Be at each other’s throats left and right; constantly about living and how lives should be lived. “Should” is a hard task-master. You can never please “should”. Once you start trying to you realize you’re straining to attain priceless perfection. For what? Why? We should strive to be happy with being perfectly imperfect. But “should” is a hard task-master and you can never please “should”.

Rambling

5 Mar

EmptyShe’s got it (life) in the bag. At the age of 25 she was made a CEO. She was addicted to success. It is a drug to her.

Everyday she wears black stilettos, tight black skirts and a sharp black jacket over a silk bouse. Her hair is brushed to perfection, tight and knotted in a bun at the nape of her neck.  One glance at her and you’d think she’d walked off a tv set and onto the street. She walks at regular pace, head held high and pointed forward. Never does she take a mis-step.

Her desk is immaculate. Black pens and Sharpies. There wasn’t a need for pencils, mistakes are never made.

To hear her walk in the hall is akin to hearing the stern knock on a knobby knuckle against a hard wood door. Precise and calculated. Unrelenting.

To hear her voice is similar to an incessant chime that never seems to die away. Quick.

To see her face is almost like looking a soft, white, chiffon cloth, blowing in a morning breeze.  Blank and empty. She’s without a reflection.

She is recognizable to many, unrelatable and unknowable to everyone. Her heart is void of a beat, like a window that shows its viewer nothing. Empty.

Around town her name is known as Perfection.

***

Every once in a while, you’ll find, if you’re reaching too high in humanity, something will come along, trip you up, and serve you humble pie.

Oh yes, you’ll hike that hill, make it to the top, smiling and then oops! You slip on something or other and you come a tumbling down that hill you’ve just spent climbing. That’s life for you, and a good thing it’s like that too. After all if we spend then entire time atop a hill, we’d forget ourselves, we’d forget our humanity.

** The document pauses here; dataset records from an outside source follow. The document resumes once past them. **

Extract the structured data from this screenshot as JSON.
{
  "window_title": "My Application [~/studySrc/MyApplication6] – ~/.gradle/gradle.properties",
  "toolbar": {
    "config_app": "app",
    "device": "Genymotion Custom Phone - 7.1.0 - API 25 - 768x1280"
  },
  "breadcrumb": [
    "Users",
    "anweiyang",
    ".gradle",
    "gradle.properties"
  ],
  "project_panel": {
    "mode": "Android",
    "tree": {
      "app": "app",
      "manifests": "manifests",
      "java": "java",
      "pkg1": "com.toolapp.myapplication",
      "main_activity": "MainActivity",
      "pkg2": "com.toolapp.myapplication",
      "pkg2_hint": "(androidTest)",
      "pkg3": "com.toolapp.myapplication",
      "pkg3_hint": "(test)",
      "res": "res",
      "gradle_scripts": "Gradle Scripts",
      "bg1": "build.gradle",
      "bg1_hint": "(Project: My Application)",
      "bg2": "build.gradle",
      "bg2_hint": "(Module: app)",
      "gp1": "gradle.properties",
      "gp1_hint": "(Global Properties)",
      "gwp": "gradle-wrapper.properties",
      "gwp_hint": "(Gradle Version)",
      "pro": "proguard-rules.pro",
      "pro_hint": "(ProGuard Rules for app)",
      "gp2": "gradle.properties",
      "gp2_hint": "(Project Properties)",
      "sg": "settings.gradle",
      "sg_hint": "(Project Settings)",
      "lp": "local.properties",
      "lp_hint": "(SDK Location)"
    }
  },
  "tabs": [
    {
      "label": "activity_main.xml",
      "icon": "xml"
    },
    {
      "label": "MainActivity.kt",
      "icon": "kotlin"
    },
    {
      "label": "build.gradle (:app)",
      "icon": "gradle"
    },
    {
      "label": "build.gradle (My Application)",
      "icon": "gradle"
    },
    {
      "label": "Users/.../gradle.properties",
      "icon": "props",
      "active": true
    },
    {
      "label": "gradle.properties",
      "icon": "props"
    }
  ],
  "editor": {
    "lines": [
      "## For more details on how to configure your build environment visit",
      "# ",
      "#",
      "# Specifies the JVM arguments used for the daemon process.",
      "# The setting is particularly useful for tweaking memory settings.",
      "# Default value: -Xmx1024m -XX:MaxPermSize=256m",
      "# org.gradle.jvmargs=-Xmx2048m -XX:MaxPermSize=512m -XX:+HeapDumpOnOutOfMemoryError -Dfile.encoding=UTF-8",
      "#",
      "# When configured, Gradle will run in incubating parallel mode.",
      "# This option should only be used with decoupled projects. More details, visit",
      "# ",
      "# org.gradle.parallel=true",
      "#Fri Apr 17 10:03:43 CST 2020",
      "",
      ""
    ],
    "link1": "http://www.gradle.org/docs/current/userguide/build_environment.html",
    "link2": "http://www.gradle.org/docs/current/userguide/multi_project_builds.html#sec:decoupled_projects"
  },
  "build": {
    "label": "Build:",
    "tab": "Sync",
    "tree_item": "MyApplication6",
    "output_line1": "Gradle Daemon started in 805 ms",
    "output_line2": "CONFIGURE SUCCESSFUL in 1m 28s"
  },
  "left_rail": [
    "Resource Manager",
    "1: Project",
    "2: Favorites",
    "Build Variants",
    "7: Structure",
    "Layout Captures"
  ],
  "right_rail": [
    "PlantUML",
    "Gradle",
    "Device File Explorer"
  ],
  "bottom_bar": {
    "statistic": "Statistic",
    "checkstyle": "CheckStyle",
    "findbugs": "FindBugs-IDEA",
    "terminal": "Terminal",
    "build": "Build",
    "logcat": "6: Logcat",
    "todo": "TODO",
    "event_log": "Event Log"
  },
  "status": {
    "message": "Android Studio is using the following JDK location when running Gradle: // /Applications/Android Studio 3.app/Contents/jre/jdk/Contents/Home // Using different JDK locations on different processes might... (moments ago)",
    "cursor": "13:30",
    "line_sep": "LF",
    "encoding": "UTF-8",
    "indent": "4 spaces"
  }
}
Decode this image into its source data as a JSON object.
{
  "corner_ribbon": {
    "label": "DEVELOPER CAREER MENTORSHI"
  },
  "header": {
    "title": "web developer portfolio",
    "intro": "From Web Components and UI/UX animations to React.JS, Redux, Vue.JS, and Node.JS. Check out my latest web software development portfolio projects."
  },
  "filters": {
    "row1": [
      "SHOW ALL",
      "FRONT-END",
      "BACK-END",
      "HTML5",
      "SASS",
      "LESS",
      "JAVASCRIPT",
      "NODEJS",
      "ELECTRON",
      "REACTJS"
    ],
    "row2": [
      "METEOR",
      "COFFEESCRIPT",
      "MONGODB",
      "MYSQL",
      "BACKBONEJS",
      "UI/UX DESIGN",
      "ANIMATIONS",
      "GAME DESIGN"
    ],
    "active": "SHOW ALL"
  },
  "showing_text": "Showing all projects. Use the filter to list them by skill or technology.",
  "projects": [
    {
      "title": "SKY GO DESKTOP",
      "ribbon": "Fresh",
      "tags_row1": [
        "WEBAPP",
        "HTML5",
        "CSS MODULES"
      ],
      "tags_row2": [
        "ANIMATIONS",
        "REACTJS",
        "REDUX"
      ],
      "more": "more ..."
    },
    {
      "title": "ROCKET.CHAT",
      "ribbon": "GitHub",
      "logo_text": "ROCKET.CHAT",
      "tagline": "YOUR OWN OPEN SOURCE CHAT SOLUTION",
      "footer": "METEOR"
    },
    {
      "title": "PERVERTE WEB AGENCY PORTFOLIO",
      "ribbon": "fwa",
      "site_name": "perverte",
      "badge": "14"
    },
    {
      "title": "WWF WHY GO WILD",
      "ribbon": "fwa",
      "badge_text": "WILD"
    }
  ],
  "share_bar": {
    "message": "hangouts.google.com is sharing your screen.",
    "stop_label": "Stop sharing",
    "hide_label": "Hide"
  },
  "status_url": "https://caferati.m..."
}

Here’s my point: after all that climbing, that pride of reaching the top, we need to have a good fall. We need mistakes to remind us that perfection is a dream. Without mistakes our pride would swell to the size of what-not and we’d never strive to accomplish anything, as we’d already have pride to begin with.

Understand my meaning?

Without mistakes, we would never understand the satisfaction of achievement and the pride that accompanies it. Without mistakes, nothing would ever be improved upon. Without mistakes, we would only be hollow, un-human. We’d never learn lessons, never build upon what we know, never apologize for blunders, never rekindle or gain respect amongst peers.

Take a look at your perception of a perfect world. What room would there be for creation? None. As everything is already “present to perfection”, we’ve mitigated the concept of “need”. Why? Simply because in a perfect world, there is “want” for nothing.

***

So why do I go around and around, repeating the beauty of making a mistake should be welcomed with open arms? Am I that woman, stilettos and silk shirts? Nope. But my heart (much like many a person’s) is pretty close to the one she’s got.

A tad empty.

Am I trying to convince myself that my mistakes are what make me a human? That they’re what make me relatable to people around me?

Of course yes!

How does a person recover from the mistake of an empty heart?